FIGURE 4 • A necrotic right ovarian mass following salpingo-oophorectomy. Final pathology was consistent with a mature teratoma.
TAKE HOME POINTS
· Leading diagnoses for acute pelvic pain in females include ectopic pregnancy, hemorrhagic ovarian cyst, pelvic inflammatory disease, appendicitis, and adnexal torsion.
· All women of reproductive potential with pelvic pain should have hCG testing as part of their initial evaluation.
· Ultrasound is the best initial modality for imaging pelvic pathology.
· Adnexal torsion can be difficult to diagnose. Therefore, any patient presenting with acute pain in the presence of an ovarian mass should raise suspicion. Early surgical intervention confirms the diagnosis and increases the chance for ovarian conservation.
· Reducing adnexal torsion does not increase the risk for clot embolization and will help determine if ovarian salvage is possible.
· Optimal pelvic exposure and development of the avascular pelvic spaces minimize the risk for adjacent structural injury during salpingo-oophorectomy.
SUGGESTED READINGS
Baggish MS, Karram MM, eds. Atlas of Pelvic Anatomy and Gynecologic Surgery. 3rd ed. Philadelphia, PA: Saunders Elsevier, 2010.
Cass DL. Ovarian torsion. Semin Pediatr Surg. 2005;14:86–92.

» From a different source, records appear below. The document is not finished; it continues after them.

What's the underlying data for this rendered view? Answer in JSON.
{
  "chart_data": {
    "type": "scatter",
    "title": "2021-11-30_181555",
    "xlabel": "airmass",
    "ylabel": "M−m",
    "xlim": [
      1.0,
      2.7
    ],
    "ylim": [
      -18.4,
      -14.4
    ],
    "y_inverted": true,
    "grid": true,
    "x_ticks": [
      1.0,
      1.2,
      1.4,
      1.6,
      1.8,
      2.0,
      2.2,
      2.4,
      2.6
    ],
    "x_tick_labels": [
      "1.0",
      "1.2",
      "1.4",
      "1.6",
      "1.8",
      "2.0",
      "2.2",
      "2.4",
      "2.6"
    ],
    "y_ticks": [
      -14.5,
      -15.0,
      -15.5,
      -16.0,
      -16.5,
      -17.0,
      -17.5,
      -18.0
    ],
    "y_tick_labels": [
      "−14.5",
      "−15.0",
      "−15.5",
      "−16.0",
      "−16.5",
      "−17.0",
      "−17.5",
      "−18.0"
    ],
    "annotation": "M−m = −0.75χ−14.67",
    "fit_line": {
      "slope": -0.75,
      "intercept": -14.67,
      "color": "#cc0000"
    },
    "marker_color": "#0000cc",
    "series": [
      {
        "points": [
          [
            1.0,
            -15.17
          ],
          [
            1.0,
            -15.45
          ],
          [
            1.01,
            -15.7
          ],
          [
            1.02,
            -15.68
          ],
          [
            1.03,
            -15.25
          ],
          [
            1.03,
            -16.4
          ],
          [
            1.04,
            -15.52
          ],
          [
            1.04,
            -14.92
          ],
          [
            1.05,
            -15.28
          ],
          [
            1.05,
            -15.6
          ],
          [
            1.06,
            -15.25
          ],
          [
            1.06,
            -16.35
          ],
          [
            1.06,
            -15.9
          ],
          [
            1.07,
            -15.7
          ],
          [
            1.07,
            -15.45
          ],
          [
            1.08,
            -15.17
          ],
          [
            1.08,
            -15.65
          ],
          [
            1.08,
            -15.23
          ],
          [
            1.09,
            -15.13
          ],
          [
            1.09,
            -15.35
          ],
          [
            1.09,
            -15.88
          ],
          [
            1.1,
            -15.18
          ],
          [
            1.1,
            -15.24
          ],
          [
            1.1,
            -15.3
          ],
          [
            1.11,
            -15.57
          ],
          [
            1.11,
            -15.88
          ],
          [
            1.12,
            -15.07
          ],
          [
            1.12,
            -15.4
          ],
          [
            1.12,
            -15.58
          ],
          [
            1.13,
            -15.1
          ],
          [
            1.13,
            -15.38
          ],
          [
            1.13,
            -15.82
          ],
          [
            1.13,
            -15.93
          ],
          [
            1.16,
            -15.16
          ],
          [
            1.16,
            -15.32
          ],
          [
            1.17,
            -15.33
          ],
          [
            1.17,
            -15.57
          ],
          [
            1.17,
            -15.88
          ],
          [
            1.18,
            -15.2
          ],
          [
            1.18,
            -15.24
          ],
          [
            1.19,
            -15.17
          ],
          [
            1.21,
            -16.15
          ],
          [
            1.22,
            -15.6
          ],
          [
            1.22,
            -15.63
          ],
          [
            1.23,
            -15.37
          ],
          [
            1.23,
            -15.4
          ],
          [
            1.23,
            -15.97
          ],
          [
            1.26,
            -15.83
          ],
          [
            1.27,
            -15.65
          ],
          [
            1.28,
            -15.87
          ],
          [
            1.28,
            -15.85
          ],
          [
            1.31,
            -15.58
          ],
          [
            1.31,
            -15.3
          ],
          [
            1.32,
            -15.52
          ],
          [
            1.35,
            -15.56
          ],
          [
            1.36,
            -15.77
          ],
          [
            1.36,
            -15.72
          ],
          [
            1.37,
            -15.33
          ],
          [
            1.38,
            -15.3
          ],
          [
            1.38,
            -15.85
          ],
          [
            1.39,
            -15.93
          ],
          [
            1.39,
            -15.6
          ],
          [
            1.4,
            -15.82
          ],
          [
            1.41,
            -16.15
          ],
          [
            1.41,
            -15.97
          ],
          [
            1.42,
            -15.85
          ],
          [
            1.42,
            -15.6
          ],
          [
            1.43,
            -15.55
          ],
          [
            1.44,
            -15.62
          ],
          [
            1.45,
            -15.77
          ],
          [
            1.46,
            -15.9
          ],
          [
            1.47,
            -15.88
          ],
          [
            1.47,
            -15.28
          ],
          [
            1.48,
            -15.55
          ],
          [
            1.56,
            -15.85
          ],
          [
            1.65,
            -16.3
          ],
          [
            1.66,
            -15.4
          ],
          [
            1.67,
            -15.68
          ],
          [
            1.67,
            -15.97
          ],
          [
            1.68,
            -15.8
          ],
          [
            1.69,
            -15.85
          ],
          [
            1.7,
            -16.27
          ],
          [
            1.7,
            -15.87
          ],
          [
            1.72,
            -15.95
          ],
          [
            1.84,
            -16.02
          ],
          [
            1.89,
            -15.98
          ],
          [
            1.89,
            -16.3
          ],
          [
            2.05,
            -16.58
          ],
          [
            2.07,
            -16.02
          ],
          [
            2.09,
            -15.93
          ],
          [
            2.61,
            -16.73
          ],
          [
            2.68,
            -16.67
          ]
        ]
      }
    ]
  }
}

Dietrich CS, Martin RF. Obstetrics and gynecology for the general surgeon. Surg Clin North Am. 2008;88(2).
Dolgin SE, Lublin M, Shlasko E. Maximizing ovarian salvage when treating idiopathic adnexal torsion. J Pediatr Surg. 2000;35:624.
The views expressed in this manuscript are those of the authors and do not reflect the official policy or position of the Department of the Army, Department of Defense, or the United States Government.